Die -Internationale Strategie- der Hochschulrektorenkonferenz (HRK), die am 19. November 2008 bekannt gegeben wurde, löst sich vom Blick auf Details und zielt auf eine -Transnationalität- der Hochschulen. Ziele seien z. B. die Mitgestaltung bei der Entwicklung internationaler Standards, der Aufbau von Studienangeboten und gar Hochschulen im Ausland, Partnerschaft mit ausländischen Hochschulen sowie die Verbesserung von Mobilität und Interkulturalität von Studierenden und Wissenschaftlern.
Internationalität lässt sich folglich sowohl an Details von Studienangeboten und ihrem Charakter als auch an einer grundsätzlichen institutionellen Ausrichtung ablesen.
Gelebte Internationalität
Die Stenden University Berlin (SUB) verwirklicht einen umfassend internationalen Ansatz:
Die Professorenschaft wird international besetzt; bereits die erste Berufung erging an einen Niederländer. Die Studierenden werden aus unterschiedlichen Nationen und Kulturen teilnehmen, ermöglicht durch die Form des Fernstudiums. Die Themen- und Aufgabenstellungen der Lehrveranstaltungen sind international ausgerichtet, die zu bearbeitende Literatur ist internationaler Herkunft. Durch internationale wissenschaftliche Partnerschaften und als Teil des internationalen Stenden-Netzwerks verwirklicht die Hochschule auch strukturell ihre internationale Ausrichtung.Stenden University Berlin (SUB) ist eine private, staatlich anerkannte, wissenschaftliche Hochschule (Universität) im Aufbau. Trägergesellschaft ist die Stenden University Berlin gemeinnützige GmbH, die von der Stichting Stenden Hogeschool, Leeuwarden (Niederlande), einer international ausgerichteten Fachhochschule mit mehr als 10.000 Studierenden, errichtet wurde.
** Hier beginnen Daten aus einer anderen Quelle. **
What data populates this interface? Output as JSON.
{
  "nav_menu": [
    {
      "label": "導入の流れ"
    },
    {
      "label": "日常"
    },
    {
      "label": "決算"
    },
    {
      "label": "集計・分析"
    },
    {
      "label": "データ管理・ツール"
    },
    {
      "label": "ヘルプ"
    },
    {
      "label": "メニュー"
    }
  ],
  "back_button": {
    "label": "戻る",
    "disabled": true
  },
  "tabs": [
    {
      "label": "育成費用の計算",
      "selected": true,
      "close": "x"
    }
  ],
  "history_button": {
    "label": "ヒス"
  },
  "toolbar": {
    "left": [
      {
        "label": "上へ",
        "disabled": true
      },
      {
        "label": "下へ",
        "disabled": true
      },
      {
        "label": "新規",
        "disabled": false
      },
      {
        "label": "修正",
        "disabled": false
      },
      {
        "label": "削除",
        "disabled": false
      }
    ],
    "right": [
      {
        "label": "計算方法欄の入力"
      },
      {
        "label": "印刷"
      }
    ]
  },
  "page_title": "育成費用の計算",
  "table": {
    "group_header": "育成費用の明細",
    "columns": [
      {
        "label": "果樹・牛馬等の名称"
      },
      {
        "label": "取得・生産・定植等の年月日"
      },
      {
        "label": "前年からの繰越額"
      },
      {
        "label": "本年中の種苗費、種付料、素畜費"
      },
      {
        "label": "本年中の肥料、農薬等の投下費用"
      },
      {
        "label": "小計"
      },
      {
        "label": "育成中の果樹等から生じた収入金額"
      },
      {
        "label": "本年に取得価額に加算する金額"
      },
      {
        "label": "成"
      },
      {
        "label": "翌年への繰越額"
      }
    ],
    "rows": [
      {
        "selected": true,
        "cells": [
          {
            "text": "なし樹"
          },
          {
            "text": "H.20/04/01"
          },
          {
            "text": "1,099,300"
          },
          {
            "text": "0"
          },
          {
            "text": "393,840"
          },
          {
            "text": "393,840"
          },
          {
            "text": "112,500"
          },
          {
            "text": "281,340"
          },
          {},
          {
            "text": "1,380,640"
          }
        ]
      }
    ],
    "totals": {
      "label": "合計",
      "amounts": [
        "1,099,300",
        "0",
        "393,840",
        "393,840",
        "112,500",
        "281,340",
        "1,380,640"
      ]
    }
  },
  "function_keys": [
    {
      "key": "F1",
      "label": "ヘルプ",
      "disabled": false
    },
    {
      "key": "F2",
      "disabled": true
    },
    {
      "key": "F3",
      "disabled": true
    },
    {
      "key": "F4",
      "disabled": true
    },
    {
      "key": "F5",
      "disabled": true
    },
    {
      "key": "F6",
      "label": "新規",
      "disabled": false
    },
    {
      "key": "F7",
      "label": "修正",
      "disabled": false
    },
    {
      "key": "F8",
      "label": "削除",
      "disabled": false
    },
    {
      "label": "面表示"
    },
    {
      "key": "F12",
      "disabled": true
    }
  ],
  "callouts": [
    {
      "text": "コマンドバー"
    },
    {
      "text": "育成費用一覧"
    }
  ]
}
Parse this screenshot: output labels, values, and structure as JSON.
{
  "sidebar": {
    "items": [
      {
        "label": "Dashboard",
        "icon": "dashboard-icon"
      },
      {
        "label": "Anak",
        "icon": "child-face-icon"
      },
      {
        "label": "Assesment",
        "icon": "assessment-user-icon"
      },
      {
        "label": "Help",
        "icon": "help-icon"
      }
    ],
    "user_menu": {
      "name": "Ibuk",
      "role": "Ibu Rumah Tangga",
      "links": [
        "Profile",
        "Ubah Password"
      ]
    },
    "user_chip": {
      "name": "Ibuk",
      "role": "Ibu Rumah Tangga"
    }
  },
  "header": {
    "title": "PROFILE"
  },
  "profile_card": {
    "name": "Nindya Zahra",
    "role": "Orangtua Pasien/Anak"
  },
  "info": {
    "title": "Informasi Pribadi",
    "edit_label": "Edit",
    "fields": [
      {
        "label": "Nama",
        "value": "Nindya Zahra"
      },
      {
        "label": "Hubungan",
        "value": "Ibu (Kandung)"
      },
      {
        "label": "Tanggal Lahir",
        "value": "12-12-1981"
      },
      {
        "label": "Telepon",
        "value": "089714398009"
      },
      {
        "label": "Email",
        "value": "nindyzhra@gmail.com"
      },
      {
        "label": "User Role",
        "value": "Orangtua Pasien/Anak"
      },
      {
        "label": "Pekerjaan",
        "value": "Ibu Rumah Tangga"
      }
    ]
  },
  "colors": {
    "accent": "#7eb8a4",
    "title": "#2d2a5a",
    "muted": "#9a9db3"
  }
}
Das Lehr- und Forschungsprofil der SUB liegt im Bereich der Managementwissenschaften. Die neue Privatuniversität bietet englischsprachige Masterstudiengänge im Fernstudium an, die berufsbegleitend in zwei Jahren Regelstudienzeit absolviert werden können. Das Studienangebot beginnt im September 2009 mit drei weiterbildenden Masterstudiengängen im Fernstudium; weitere Studiengänge sind in Vorbereitung.
Die neue Weiterbildungsuniversität ist konsequent international ausgerichtet, ihre Studiengänge werden in englischer Sprache durchgeführt. Derzeit richtet sie einen für -Distance Learning- und ihre Zielgruppen geeigneten Campus in Berlin-Mitte ein.